Classification: Murderer
Characteristics: To collect insurance money
Number of victims: 3
Date of murders: November 1979 - December 1983
Date of birth: 1950
Victims profile: Men
Method of murder: ???
Location: Aichi Prefecture, Japan
Status: Executed by hanging at the Nagoya Detention Center on December 27, 2001
 
 
 
 
 
 

Mass Murderer executed

Mainichi Shimbun

Dec. 27, 2001

A killer on death row since the mid-'80s were executed Thursday, Justice Ministry sources said.

Thursday's executions ended a 13-month period since the last death sentence was carried out.

They were also the first executions to take place since Prime Minister Junichiro Koizumi assumed office in April.

Toshihiko Hasegawa, 51, conspired with a friend to take out life insurance policies on three men they knew. From November 1979 to December 1983, he killed the three men and claim massive payouts on the policies he had taken out on them.

Hasegawa was executed at the Nagoya Detention Center.

 
 

Unmasking Capital Punishment: Victim's kin questions point of executions

Yomiuri.co.jp

January 2009

As his body lay in the coffin, the man bore no traces of his agonizing death. Instead, he had a subtle smile.

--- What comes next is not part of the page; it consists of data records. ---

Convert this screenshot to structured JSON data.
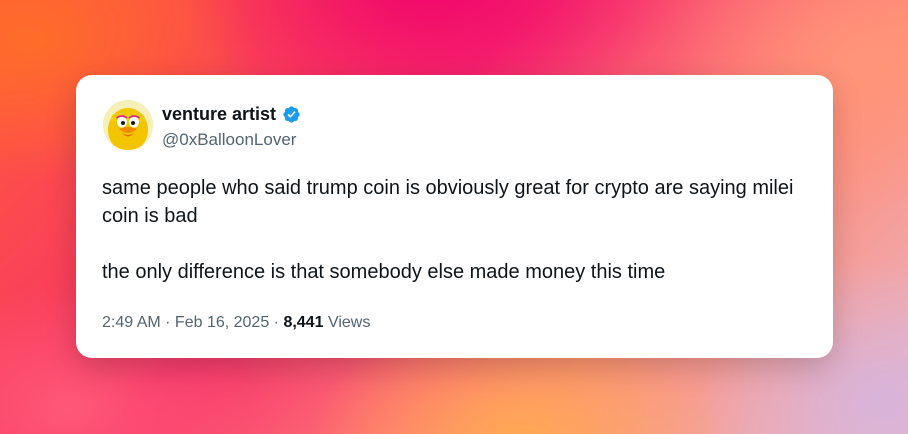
{
  "tweet": {
    "author_name": "venture artist",
    "author_handle": "@0xBalloonLover",
    "verified": true,
    "text_paragraphs": [
      "same people who said trump coin is obviously great for crypto are saying milei coin is bad",
      "the only difference is that somebody else made money this time"
    ],
    "time": "2:49 AM",
    "separator": " · ",
    "date": "Feb 16, 2025",
    "views_count": "8,441",
    "views_label": "Views"
  },
  "icons": {
    "avatar": "big-bird-avatar-icon",
    "verified": "verified-badge-icon"
  },
  "colors": {
    "verified_badge": "#1d9bf0",
    "text_primary": "#0f1419",
    "text_secondary": "#536471",
    "card_background": "#ffffff"
  }
}
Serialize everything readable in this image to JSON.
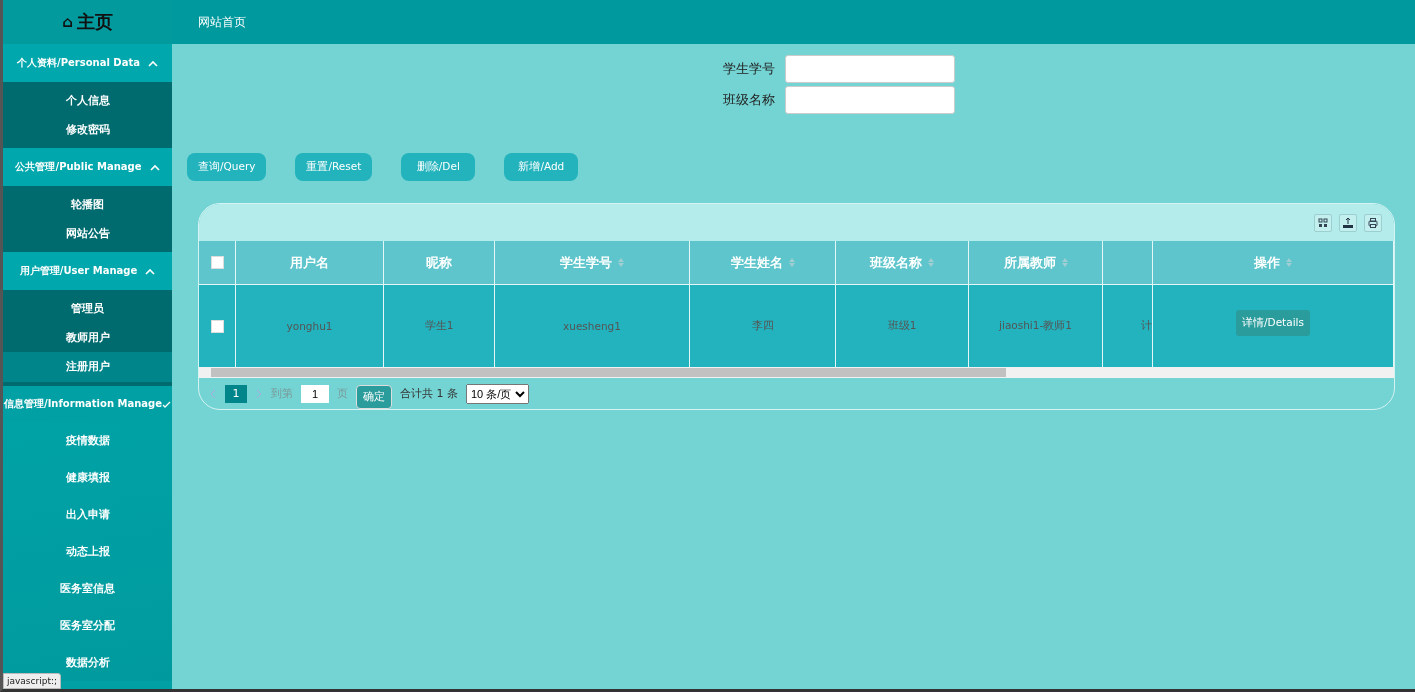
{
  "sidebar": {
    "home_icon": "⌂",
    "title": "主页",
    "groups": [
      {
        "label": "个人资料/Personal Data",
        "kind": "submenu",
        "items": [
          {
            "label": "个人信息",
            "highlighted": false
          },
          {
            "label": "修改密码",
            "highlighted": false
          }
        ]
      },
      {
        "label": "公共管理/Public Manage",
        "kind": "submenu",
        "items": [
          {
            "label": "轮播图",
            "highlighted": false
          },
          {
            "label": "网站公告",
            "highlighted": false
          }
        ]
      },
      {
        "label": "用户管理/User Manage",
        "kind": "submenu",
        "items": [
          {
            "label": "管理员",
            "highlighted": false
          },
          {
            "label": "教师用户",
            "highlighted": false
          },
          {
            "label": "注册用户",
            "highlighted": true
          }
        ]
      },
      {
        "label": "信息管理/Information Manage",
        "kind": "list",
        "items": [
          {
            "label": "疫情数据",
            "highlighted": false
          },
          {
            "label": "健康填报",
            "highlighted": false
          },
          {
            "label": "出入申请",
            "highlighted": false
          },
          {
            "label": "动态上报",
            "highlighted": false
          },
          {
            "label": "医务室信息",
            "highlighted": false
          },
          {
            "label": "医务室分配",
            "highlighted": false
          },
          {
            "label": "数据分析",
            "highlighted": false
          }
        ]
      }
    ]
  },
  "header": {
    "breadcrumb": "网站首页"
  },
  "search": {
    "fields": [
      {
        "label": "学生学号"
      },
      {
        "label": "班级名称"
      }
    ]
  },
  "actions": [
    "查询/Query",
    "重置/Reset",
    "删除/Del",
    "新增/Add"
  ],
  "table": {
    "select_all_checked": false,
    "columns": [
      {
        "key": "用户名",
        "sortable": false
      },
      {
        "key": "昵称",
        "sortable": false
      },
      {
        "key": "学生学号",
        "sortable": true
      },
      {
        "key": "学生姓名",
        "sortable": true
      },
      {
        "key": "班级名称",
        "sortable": true
      },
      {
        "key": "所属教师",
        "sortable": true
      },
      {
        "sortable": false
      },
      {
        "key": "操作",
        "sortable": true
      }
    ],
    "rows": [
      {
        "checked": false,
        "cells": [
          "yonghu1",
          "学生1",
          "xuesheng1",
          "李四",
          "班级1",
          "jiaoshi1-教师1",
          "计"
        ],
        "action": "详情/Details"
      }
    ]
  },
  "pagination": {
    "current": "1",
    "goto_label": "到第",
    "goto_value": "1",
    "page_label": "页",
    "confirm": "确定",
    "total": "合计共 1 条",
    "page_size": "10 条/页"
  },
  "status_bar": "javascript:;"
}
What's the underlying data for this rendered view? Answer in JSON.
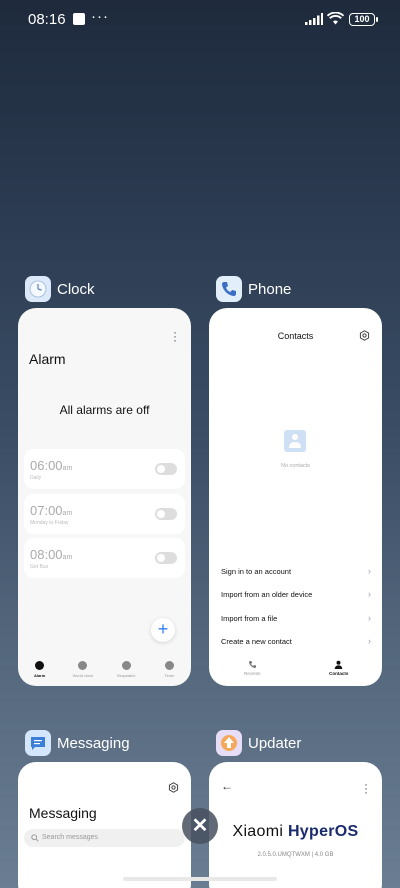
{
  "status_bar": {
    "time": "08:16",
    "more": "···",
    "battery": "100"
  },
  "apps": {
    "clock": {
      "name": "Clock",
      "card": {
        "title": "Alarm",
        "empty_text": "All alarms are off",
        "alarms": [
          {
            "time": "06:00",
            "ampm": "am",
            "repeat": "Daily"
          },
          {
            "time": "07:00",
            "ampm": "am",
            "repeat": "Monday to Friday"
          },
          {
            "time": "08:00",
            "ampm": "am",
            "repeat": "Get Bus"
          }
        ],
        "fab": "+",
        "nav": [
          "Alarm",
          "World clock",
          "Stopwatch",
          "Timer"
        ]
      }
    },
    "phone": {
      "name": "Phone",
      "card": {
        "title": "Contacts",
        "empty_text": "No contacts",
        "actions": [
          "Sign in to an account",
          "Import from an older device",
          "Import from a file",
          "Create a new contact"
        ],
        "nav": [
          "Recents",
          "Contacts"
        ]
      }
    },
    "messaging": {
      "name": "Messaging",
      "card": {
        "title": "Messaging",
        "search_placeholder": "Search messages"
      }
    },
    "updater": {
      "name": "Updater",
      "card": {
        "brand_prefix": "Xiaomi ",
        "brand_name": "HyperOS",
        "version": "2.0.5.0.UMQTWXM | 4.0 GB"
      }
    }
  },
  "close_button": "✕",
  "colors": {
    "accent_blue": "#2f7ff0",
    "brand_navy": "#1a2a6e"
  }
}
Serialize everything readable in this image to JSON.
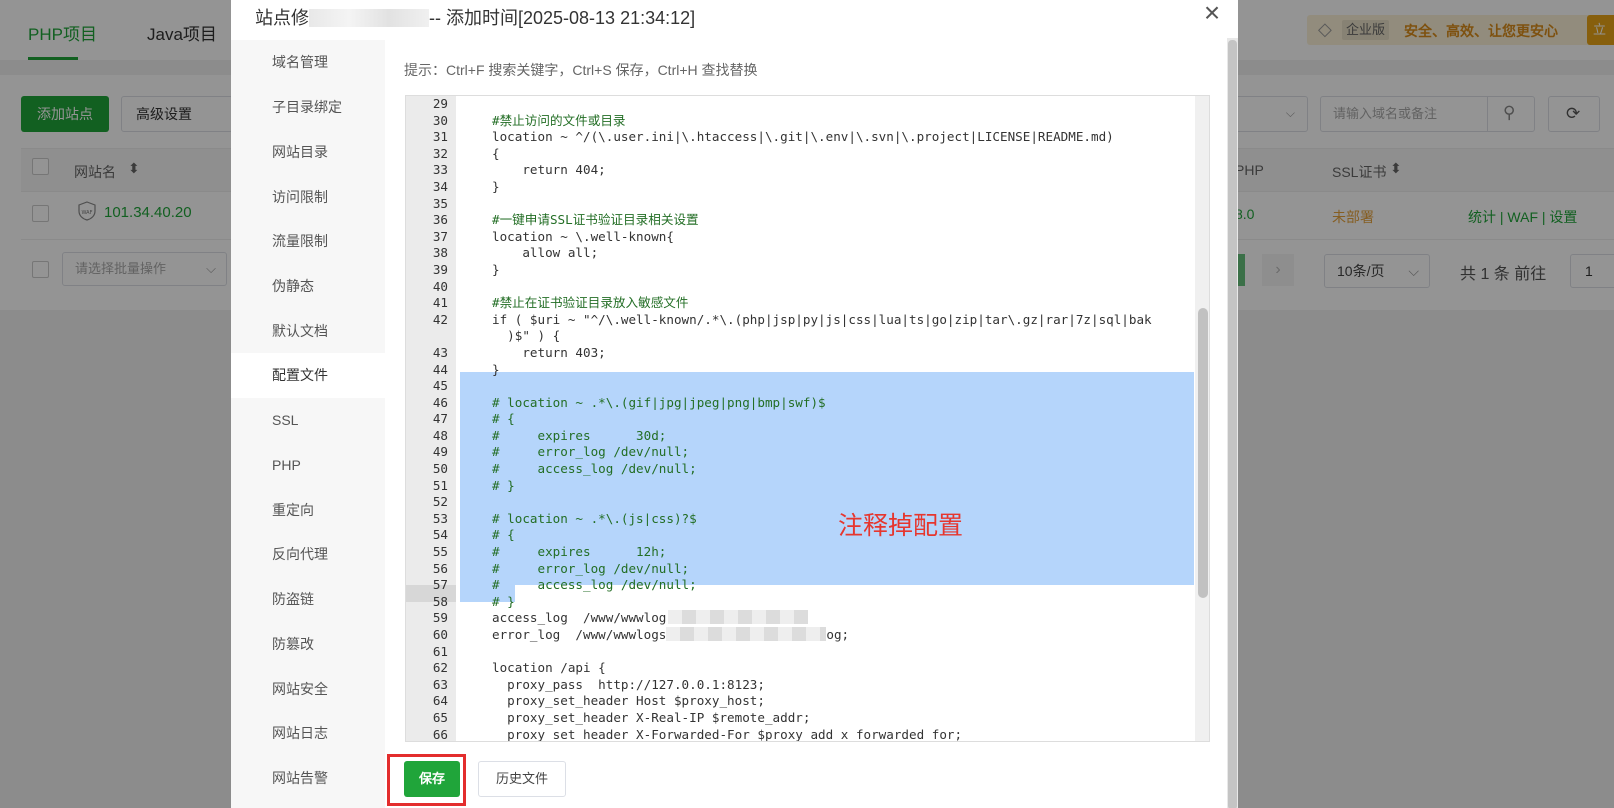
{
  "background": {
    "tabs": [
      "PHP项目",
      "Java项目"
    ],
    "vip_badge": "企业版",
    "vip_text": "安全、高效、让您更安心",
    "add_site_button": "添加站点",
    "advanced_button": "高级设置",
    "search_placeholder": "请输入域名或备注",
    "table_headers": {
      "site": "网站名",
      "php": "PHP",
      "ssl": "SSL证书"
    },
    "row": {
      "site": "101.34.40.20",
      "php": "8.0",
      "ssl": "未部署",
      "actions": "统计 | WAF | 设置"
    },
    "batch_placeholder": "请选择批量操作",
    "page_size": "10条/页",
    "total": "共 1 条  前往",
    "page_number": "1"
  },
  "modal": {
    "title_prefix": "站点修",
    "title_suffix": "-- 添加时间[2025-08-13 21:34:12]",
    "close_icon": "×",
    "nav_items": [
      "域名管理",
      "子目录绑定",
      "网站目录",
      "访问限制",
      "流量限制",
      "伪静态",
      "默认文档",
      "配置文件",
      "SSL",
      "PHP",
      "重定向",
      "反向代理",
      "防盗链",
      "防篡改",
      "网站安全",
      "网站日志",
      "网站告警"
    ],
    "active_nav": "配置文件",
    "hint": "提示：Ctrl+F 搜索关键字，Ctrl+S 保存，Ctrl+H 查找替换",
    "annotation": "注释掉配置",
    "save_button": "保存",
    "history_button": "历史文件"
  },
  "editor": {
    "lines": [
      {
        "n": "29",
        "t": ""
      },
      {
        "n": "30",
        "t": "#禁止访问的文件或目录"
      },
      {
        "n": "31",
        "t": "location ~ ^/(\\.user.ini|\\.htaccess|\\.git|\\.env|\\.svn|\\.project|LICENSE|README.md)"
      },
      {
        "n": "32",
        "t": "{"
      },
      {
        "n": "33",
        "t": "    return 404;"
      },
      {
        "n": "34",
        "t": "}"
      },
      {
        "n": "35",
        "t": ""
      },
      {
        "n": "36",
        "t": "#一键申请SSL证书验证目录相关设置"
      },
      {
        "n": "37",
        "t": "location ~ \\.well-known{"
      },
      {
        "n": "38",
        "t": "    allow all;"
      },
      {
        "n": "39",
        "t": "}"
      },
      {
        "n": "40",
        "t": ""
      },
      {
        "n": "41",
        "t": "#禁止在证书验证目录放入敏感文件"
      },
      {
        "n": "42",
        "t": "if ( $uri ~ \"^/\\.well-known/.*\\.(php|jsp|py|js|css|lua|ts|go|zip|tar\\.gz|rar|7z|sql|bak"
      },
      {
        "n": "",
        "t": "  )$\" ) {"
      },
      {
        "n": "43",
        "t": "    return 403;"
      },
      {
        "n": "44",
        "t": "}"
      },
      {
        "n": "45",
        "t": ""
      },
      {
        "n": "46",
        "t": "# location ~ .*\\.(gif|jpg|jpeg|png|bmp|swf)$"
      },
      {
        "n": "47",
        "t": "# {"
      },
      {
        "n": "48",
        "t": "#     expires      30d;"
      },
      {
        "n": "49",
        "t": "#     error_log /dev/null;"
      },
      {
        "n": "50",
        "t": "#     access_log /dev/null;"
      },
      {
        "n": "51",
        "t": "# }"
      },
      {
        "n": "52",
        "t": ""
      },
      {
        "n": "53",
        "t": "# location ~ .*\\.(js|css)?$"
      },
      {
        "n": "54",
        "t": "# {"
      },
      {
        "n": "55",
        "t": "#     expires      12h;"
      },
      {
        "n": "56",
        "t": "#     error_log /dev/null;"
      },
      {
        "n": "57",
        "t": "#     access_log /dev/null;"
      },
      {
        "n": "58",
        "t": "# }"
      },
      {
        "n": "59",
        "t": "access_log  /www/wwwlog"
      },
      {
        "n": "60",
        "t": "error_log  /www/wwwlogs"
      },
      {
        "n": "61",
        "t": ""
      },
      {
        "n": "62",
        "t": "location /api {"
      },
      {
        "n": "63",
        "t": "  proxy_pass  http://127.0.0.1:8123;"
      },
      {
        "n": "64",
        "t": "  proxy_set_header Host $proxy_host;"
      },
      {
        "n": "65",
        "t": "  proxy_set_header X-Real-IP $remote_addr;"
      },
      {
        "n": "66",
        "t": "  proxy_set_header X-Forwarded-For $proxy_add_x_forwarded_for;"
      }
    ],
    "line60_tail": "og;"
  },
  "colors": {
    "brand_green": "#20a53a",
    "selection": "#b5d5fb",
    "annotation_red": "#e6362e"
  }
}
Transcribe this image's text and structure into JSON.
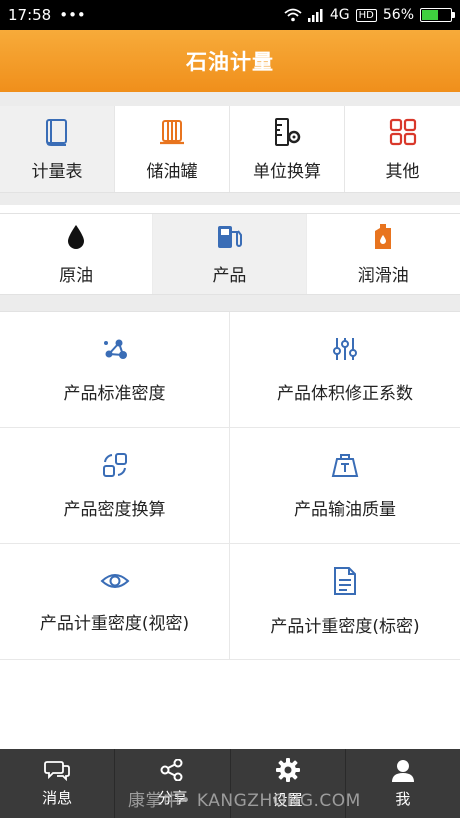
{
  "status_bar": {
    "time": "17:58",
    "dots": "•••",
    "network": "4G",
    "hd": "HD",
    "battery": "56%",
    "battery_level": 0.56
  },
  "header": {
    "title": "石油计量"
  },
  "categories": [
    {
      "label": "计量表",
      "icon": "book-icon",
      "active": true
    },
    {
      "label": "储油罐",
      "icon": "tank-icon",
      "active": false
    },
    {
      "label": "单位换算",
      "icon": "ruler-gear-icon",
      "active": false
    },
    {
      "label": "其他",
      "icon": "grid-icon",
      "active": false
    }
  ],
  "subcategories": [
    {
      "label": "原油",
      "icon": "oil-drop-icon",
      "active": false
    },
    {
      "label": "产品",
      "icon": "fuel-pump-icon",
      "active": true
    },
    {
      "label": "润滑油",
      "icon": "oil-can-icon",
      "active": false
    }
  ],
  "functions": [
    {
      "label": "产品标准密度",
      "icon": "molecule-icon"
    },
    {
      "label": "产品体积修正系数",
      "icon": "sliders-icon"
    },
    {
      "label": "产品密度换算",
      "icon": "convert-icon"
    },
    {
      "label": "产品输油质量",
      "icon": "weight-icon"
    },
    {
      "label": "产品计重密度(视密)",
      "icon": "eye-icon"
    },
    {
      "label": "产品计重密度(标密)",
      "icon": "document-icon"
    }
  ],
  "bottom_nav": [
    {
      "label": "消息",
      "icon": "chat-icon"
    },
    {
      "label": "分享",
      "icon": "share-icon"
    },
    {
      "label": "设置",
      "icon": "gear-icon"
    },
    {
      "label": "我",
      "icon": "user-icon"
    }
  ],
  "watermark": "康掌中• KANGZHONG.COM",
  "colors": {
    "accent": "#f39a25",
    "blue": "#3a6db6",
    "orange": "#e8741f",
    "nav_bg": "#3a3a3a"
  }
}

The execution of death row inmate Toshihiko Hasegawa was carried out on Dec. 27, 2001, when he was 51. Two days later, his funeral was performed at a church in Nagoya. About 70 people attended the funeral, including Masaharu Harada, 61.

Akio, Masaharu's younger brother, was killed in January 1983 when he was 30 by Hasegawa and his accomplices. Akio was employed by Hasegawa as a truck driver. Hasegawa had taken out a life insurance policy on Akio and had him killed in collusion with two accomplices to collect the money. Hasegawa and one of the accomplices also killed two other people.

In his testimony at a district court hearing, Harada said he hoped Hasegawa would receive the death penalty, saying, "I believe there can never be any other punishment other than the death penalty."

After Hasegawa was sentenced by the district court, he began writing Harada letters of apology.

Harada, however, would throw the letters away unopened. Only once did he unfold one of the letters.

As his anguish over the tragedy faded, he decided to reply to Hasegawa.

"I am sorry for not to replying to you for so long," Harada wrote. The number of letters from Hasegawa increased, with some containing drawings of religious subjects that he drew "to express my feelings of atonement."

In the summer of 1993, just before Hasegawa's sentence was finalized, Harada visited the Nagoya Detention House.

Up until the moment he entered the interview room, Harada felt he might lose his temper with Hasegawa.

"I'm incredibly glad that you are so kind as to come here to meet me!" the death-row convict said to Harada.

Hasegawa seemed filled with joy while conveying his gratitude. Harada found his anger dwindling. Even after the death sentence against Hasegawa was finalized, Harada visited the detention house three times under special permits to see the convict.

Harada quoted Hasegawa as saying on one occasion, "Should I be allowed to get out of here, I would like to give your mother a massage, as I have learned massage techniques in my cell."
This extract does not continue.